L’entrée des troupes italiennes dans Addis-Abeba en 1936. YouTube / British Pathé

Rejeté par la Suisse

Dès le 2 mai, l’empereur déchu Haïlé Sélassié fuit par le canal de Suez avec quelques proches, d’abord à Jérusalem puis à Londres. Cependant, la décision controversée de l’empereur de quitter son pays était justifiée par sa prochaine action, planifiée par le Royaume-Uni: devant la Société des Nations à Genève, il voulait en appeler à la conscience des nations et demander du soutien face à l’agresseur italien. Lorsque l’administration fédérale eut vent de ces projets, on craignit immédiatement qu’un séjour de l’empereur en Suisse compromette les relations avec l’Italie et la Société des Nations.

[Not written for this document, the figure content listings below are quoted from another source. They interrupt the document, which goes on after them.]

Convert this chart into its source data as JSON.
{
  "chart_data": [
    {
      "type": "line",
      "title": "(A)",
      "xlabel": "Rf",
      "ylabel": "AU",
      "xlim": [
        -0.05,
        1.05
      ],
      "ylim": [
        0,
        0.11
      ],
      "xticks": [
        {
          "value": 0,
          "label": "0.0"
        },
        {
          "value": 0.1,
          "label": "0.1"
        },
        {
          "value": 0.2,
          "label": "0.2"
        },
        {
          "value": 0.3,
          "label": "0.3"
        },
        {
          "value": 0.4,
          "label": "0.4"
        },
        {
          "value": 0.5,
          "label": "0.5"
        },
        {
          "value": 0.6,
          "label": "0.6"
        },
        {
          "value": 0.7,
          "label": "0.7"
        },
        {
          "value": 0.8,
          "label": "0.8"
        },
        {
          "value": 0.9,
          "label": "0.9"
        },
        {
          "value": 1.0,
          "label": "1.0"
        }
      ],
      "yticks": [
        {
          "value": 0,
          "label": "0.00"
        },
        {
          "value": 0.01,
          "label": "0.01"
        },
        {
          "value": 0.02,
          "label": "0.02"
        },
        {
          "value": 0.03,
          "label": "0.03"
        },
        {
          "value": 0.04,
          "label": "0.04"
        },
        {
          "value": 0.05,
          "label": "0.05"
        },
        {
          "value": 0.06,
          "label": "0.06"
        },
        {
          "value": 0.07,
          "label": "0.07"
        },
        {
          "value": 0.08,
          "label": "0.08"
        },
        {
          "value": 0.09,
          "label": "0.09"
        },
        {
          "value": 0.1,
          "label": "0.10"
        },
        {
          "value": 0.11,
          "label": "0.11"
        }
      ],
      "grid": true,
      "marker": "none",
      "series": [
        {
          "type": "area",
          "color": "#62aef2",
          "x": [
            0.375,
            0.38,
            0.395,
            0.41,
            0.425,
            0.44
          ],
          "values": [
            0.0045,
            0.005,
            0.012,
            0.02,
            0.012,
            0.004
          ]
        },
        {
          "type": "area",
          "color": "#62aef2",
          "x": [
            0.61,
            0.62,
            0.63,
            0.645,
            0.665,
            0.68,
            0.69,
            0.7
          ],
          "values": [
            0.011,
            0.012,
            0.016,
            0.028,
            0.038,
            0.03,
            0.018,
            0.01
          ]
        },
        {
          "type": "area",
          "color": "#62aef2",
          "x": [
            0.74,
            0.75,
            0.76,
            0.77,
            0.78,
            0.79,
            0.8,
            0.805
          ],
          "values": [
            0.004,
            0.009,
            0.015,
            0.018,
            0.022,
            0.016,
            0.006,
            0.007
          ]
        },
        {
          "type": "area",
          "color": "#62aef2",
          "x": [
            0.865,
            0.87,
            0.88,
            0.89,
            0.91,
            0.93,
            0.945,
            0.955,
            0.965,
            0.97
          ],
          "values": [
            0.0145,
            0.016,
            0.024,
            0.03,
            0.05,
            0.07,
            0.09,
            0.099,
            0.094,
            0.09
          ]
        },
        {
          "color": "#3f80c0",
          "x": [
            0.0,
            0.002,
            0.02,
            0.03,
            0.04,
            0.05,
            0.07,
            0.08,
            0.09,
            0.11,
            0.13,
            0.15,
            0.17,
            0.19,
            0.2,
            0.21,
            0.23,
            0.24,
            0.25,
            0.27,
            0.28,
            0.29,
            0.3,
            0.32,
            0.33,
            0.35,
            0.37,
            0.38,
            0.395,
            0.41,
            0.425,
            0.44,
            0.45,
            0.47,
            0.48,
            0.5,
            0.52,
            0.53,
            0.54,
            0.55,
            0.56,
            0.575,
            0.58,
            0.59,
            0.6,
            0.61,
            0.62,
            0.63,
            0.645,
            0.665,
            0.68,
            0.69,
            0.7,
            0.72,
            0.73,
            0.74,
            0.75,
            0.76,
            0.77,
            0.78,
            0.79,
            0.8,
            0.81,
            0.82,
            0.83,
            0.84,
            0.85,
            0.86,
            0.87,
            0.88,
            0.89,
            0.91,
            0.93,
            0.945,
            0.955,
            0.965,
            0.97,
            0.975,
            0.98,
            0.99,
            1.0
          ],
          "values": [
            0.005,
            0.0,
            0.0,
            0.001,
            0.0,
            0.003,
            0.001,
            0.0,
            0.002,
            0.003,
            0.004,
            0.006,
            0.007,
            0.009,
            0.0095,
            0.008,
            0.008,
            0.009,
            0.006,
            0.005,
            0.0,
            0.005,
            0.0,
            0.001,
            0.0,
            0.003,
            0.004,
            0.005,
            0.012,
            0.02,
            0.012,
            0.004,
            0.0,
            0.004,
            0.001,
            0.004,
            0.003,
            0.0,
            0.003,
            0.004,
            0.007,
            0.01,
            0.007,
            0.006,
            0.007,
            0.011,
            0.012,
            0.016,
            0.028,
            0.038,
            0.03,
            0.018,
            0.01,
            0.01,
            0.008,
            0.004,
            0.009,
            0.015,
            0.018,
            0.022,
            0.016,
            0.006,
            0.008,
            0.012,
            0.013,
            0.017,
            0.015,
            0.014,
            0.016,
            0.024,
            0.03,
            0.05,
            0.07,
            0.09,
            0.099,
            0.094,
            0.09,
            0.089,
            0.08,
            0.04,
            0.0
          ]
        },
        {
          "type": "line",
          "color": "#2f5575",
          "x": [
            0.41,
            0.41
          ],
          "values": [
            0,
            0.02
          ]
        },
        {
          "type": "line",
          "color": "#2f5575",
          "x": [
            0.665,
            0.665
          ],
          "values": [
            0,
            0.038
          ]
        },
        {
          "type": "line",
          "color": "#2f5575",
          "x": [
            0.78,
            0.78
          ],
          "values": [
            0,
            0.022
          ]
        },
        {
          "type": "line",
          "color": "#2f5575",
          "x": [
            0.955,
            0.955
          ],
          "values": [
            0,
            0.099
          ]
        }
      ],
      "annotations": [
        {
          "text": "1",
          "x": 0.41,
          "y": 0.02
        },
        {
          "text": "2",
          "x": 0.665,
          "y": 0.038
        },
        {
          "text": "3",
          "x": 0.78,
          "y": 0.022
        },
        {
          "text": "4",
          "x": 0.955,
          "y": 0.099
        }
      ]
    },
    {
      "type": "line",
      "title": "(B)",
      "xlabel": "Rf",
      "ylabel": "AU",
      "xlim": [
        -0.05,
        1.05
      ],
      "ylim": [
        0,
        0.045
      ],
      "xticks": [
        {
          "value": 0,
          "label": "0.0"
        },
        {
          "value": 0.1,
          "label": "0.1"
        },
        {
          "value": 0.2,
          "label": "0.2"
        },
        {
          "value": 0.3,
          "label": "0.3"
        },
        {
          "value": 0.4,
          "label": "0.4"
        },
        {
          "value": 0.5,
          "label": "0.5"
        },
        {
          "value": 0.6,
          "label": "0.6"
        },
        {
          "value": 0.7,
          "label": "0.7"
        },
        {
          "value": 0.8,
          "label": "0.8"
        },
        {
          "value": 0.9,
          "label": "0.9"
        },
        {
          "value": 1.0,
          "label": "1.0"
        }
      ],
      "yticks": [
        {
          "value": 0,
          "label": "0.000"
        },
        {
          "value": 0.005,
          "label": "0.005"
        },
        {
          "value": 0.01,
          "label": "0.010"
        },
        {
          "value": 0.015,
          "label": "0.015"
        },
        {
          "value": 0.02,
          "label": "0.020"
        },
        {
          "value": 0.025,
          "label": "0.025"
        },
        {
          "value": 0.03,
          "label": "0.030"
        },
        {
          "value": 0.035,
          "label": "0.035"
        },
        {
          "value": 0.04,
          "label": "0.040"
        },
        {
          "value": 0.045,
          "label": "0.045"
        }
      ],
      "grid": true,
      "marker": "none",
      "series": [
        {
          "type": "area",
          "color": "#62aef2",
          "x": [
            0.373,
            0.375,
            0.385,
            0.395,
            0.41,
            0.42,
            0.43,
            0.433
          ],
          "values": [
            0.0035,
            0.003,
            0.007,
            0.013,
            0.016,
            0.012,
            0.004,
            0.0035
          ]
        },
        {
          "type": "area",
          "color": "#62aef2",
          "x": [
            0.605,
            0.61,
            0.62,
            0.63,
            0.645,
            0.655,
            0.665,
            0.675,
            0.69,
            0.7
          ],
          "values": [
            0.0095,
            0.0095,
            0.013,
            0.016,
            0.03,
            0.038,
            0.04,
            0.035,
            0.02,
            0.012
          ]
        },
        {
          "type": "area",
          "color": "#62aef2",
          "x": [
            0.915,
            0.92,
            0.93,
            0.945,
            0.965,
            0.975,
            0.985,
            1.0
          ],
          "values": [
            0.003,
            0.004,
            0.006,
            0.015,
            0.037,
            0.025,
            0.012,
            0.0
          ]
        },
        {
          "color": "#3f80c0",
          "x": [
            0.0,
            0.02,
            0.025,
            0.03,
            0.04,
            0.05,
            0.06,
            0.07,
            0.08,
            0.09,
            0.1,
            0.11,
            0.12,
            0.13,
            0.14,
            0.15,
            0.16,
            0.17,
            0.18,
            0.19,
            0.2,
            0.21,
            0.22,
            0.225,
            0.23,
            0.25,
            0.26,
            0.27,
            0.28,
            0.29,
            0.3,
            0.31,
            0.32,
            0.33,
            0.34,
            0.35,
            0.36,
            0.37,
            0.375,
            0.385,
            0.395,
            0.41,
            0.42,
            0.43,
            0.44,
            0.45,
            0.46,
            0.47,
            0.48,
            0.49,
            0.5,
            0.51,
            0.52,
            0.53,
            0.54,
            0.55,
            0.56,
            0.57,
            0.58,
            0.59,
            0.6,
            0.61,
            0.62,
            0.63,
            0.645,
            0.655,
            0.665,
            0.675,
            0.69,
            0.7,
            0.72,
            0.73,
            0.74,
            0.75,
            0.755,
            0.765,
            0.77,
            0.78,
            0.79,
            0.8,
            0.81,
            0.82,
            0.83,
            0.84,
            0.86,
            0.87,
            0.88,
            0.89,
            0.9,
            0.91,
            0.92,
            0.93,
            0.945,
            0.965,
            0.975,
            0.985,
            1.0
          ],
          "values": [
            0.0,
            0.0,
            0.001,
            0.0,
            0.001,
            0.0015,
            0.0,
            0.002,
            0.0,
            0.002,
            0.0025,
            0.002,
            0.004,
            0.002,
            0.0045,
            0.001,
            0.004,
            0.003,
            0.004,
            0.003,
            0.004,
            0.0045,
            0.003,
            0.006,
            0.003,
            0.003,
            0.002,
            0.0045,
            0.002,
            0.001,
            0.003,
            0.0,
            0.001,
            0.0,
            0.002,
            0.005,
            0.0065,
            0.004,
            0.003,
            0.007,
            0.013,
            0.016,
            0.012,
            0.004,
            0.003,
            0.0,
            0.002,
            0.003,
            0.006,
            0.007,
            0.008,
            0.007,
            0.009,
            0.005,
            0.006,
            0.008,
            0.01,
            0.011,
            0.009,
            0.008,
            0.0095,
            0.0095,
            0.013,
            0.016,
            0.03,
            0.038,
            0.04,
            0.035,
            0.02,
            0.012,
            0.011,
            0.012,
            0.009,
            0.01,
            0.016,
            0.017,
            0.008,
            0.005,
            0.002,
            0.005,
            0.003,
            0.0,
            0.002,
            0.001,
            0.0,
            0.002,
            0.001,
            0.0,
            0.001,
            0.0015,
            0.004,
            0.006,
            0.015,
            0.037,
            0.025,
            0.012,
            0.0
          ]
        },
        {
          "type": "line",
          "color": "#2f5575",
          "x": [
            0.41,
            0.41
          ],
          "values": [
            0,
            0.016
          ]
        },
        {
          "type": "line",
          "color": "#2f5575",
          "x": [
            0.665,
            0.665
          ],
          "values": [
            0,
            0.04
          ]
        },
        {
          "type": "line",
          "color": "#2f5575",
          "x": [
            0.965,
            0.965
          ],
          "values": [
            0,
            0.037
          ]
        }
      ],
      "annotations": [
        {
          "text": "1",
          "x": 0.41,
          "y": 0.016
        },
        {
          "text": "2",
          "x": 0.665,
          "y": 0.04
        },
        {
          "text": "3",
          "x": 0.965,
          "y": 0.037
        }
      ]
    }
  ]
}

Avec inquiétude, on chercha donc conseil auprès du Ministre de Suisse à Londres, Charles Paravicini, afin de savoir comment traiter le monarque déchu en exil au Royaume-Uni, ouvertement qualifié d’«hôte encombrant» dont on aurait préféré empêcher l’entrée sur le territoire.
Le projet d’intervention de l’empereur semblait très malvenu, en particulier pour le conseil fédéral et ministre des Affaires étrangères Giuseppe Motta, qui ne cachait pas son admiration pour Mussolini. La crainte de se brouiller avec le «Duce» était trop forte: «Le Conseil fédéral a recommandé au négus de renoncer à s’installer en Suisse tant que le conflit italo-abyssin n’aura pas pris fin définitivement, car l’octroi d’un droit d’accueil durable à un chef d’État étranger se considérant lui-même comme en guerre avec l’un de nos pays voisins entraînerait forcément des désagréments», pouvait-on lire dans un communiqué officiel du 24 juin 1936.
Sympathisant de l’Italie, le conseiller fédéral Giuseppe Motta, qui soutenait Mussolini, ferma la porte à l’empereur éthiopien déchu. Caricature de Gregor Rabinovitch dans le quotidien zurichois Volksrecht.
Sympathisant de l’Italie, le conseiller fédéral Giuseppe Motta, qui soutenait Mussolini, ferma la porte à l’empereur éthiopien déchu. Caricature de Gregor Rabinovitch dans le quotidien zurichois Volksrecht. Archives fédérales suisses
La crainte d’entrer en conflit avec le voisin fasciste italien à cause de Haïlé Sélassié apparaît dans d’autres archives de l’administration fédérale. Pourtant, comme l’arrivée de l’empereur ne pouvait plus guère être empêchée, on lui annonça que sa présence prolongée en Suisse n’était pas souhaitable et qu’il devrait immédiatement quitter le pays après son intervention. L’empereur, qui possédait une villa à Vevey depuis l’adhésion de l’Éthiopie à la Société des Nations en 1923, n’eut donc pas le droit de se retirer dans le canton de Vaud.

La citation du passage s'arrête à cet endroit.